Clara e insensatamente, Putin se considera un historiador amateur de primera. Se ha dedicado a dar largas exposiciones de su bidimensional interpretación de la historia de Ucrania, que han enojado a los ucranianos tanto como han dejado perplejos a los historiadores. Por ejemplo, en su «Sobre la unidad histórica de los rusos y los ucranianos», publicado en julio de 2021, afirma que los ucranianos y los rusos son «un solo pueblo», ignorando alegremente la complejidad de la relación. Después de todo, Ucrania es una nación multilingüe en la que el ruso es solo uno de los idiomas y, además, la Iglesia rusa es solo uno de los credos ortodoxos que se profesan en el país. No hay duda de que existen profundos vínculos e interconexiones, pero los ucranianos y los rusos han vivido en Estados separados más tiempo de lo que lo han hecho bajo el mismo Gobierno. 

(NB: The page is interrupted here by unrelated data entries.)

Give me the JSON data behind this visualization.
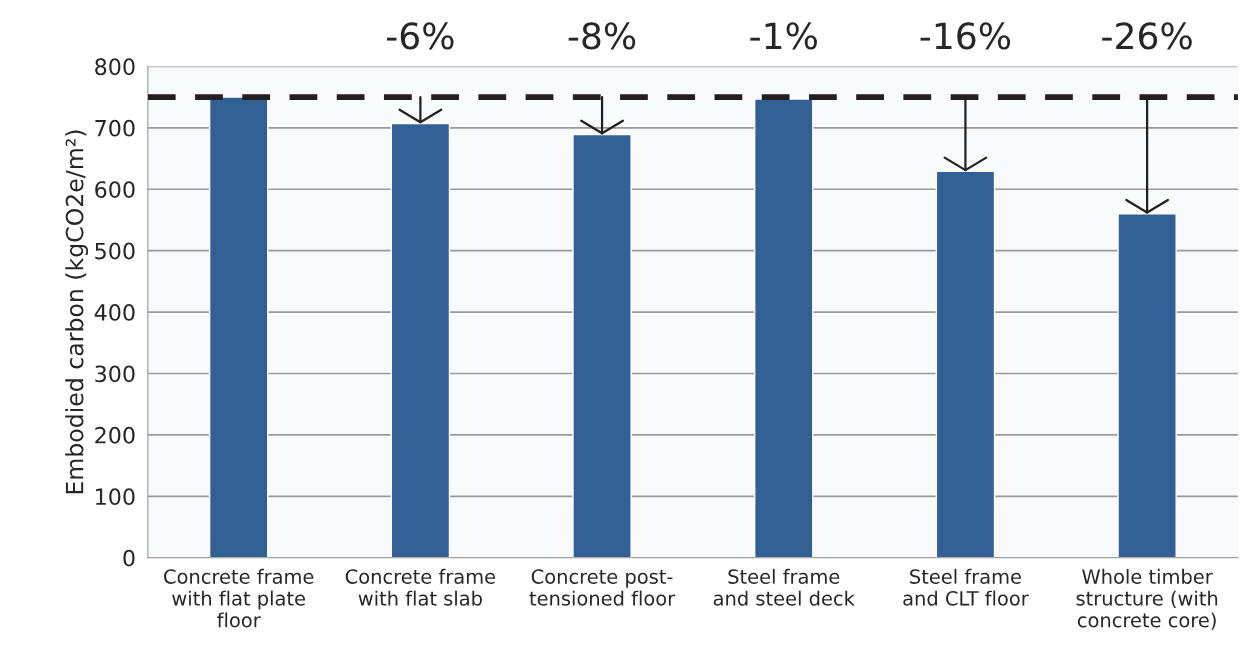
{
  "chart_data": {
    "type": "bar",
    "categories": [
      "Concrete frame\nwith flat plate\nfloor",
      "Concrete frame\nwith flat slab",
      "Concrete post-\ntensioned floor",
      "Steel frame\nand steel deck",
      "Steel frame\nand CLT floor",
      "Whole timber\nstructure (with\nconcrete core)"
    ],
    "values": [
      750,
      707,
      689,
      747,
      629,
      560
    ],
    "color": "#325f94",
    "ylabel": "Embodied carbon (kgCO2e/m²)",
    "ylim": [
      0,
      800
    ],
    "yticks": [
      0,
      100,
      200,
      300,
      400,
      500,
      600,
      700,
      800
    ],
    "grid": "y",
    "ref_lines": [
      {
        "axis": "y",
        "value": 750,
        "color": "#231f20",
        "line_style": "dashed"
      }
    ],
    "annotations": [
      "-6%",
      "-8%",
      "-1%",
      "-16%",
      "-26%"
    ]
  }
}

Lo cierto es que, para él, no solo los ucranianos no son un pueblo verdadero, sino que Ucrania no es un verdadero país. En la víspera de la invasión, afirmó rotundamente que Ucrania no es nada más que una construcción artificial de la revolución, creada por la política bolchevique para las nacionalidades, y que, en ese sentido, podría ser denominada «la Ucrania de Vladimir Lenin». Aunque la historia siempre es objeto de conflicto y siempre es movilizada para uso político, raramente sirve de base para una estrategia militar. Esto es lo que sucedió en este caso, a insistencia de Putin, y el resultado ha sido un desastre. El ejército ruso ha desarrollado su propia forma de hacer la guerra, que comienza con una cuidadosa preparación, seguida de un bombardeo preliminar masivo por medio de misiles y aviones, con anterioridad al avance de unas fuerzas de armas combinadas cuidadosamente dirigidas.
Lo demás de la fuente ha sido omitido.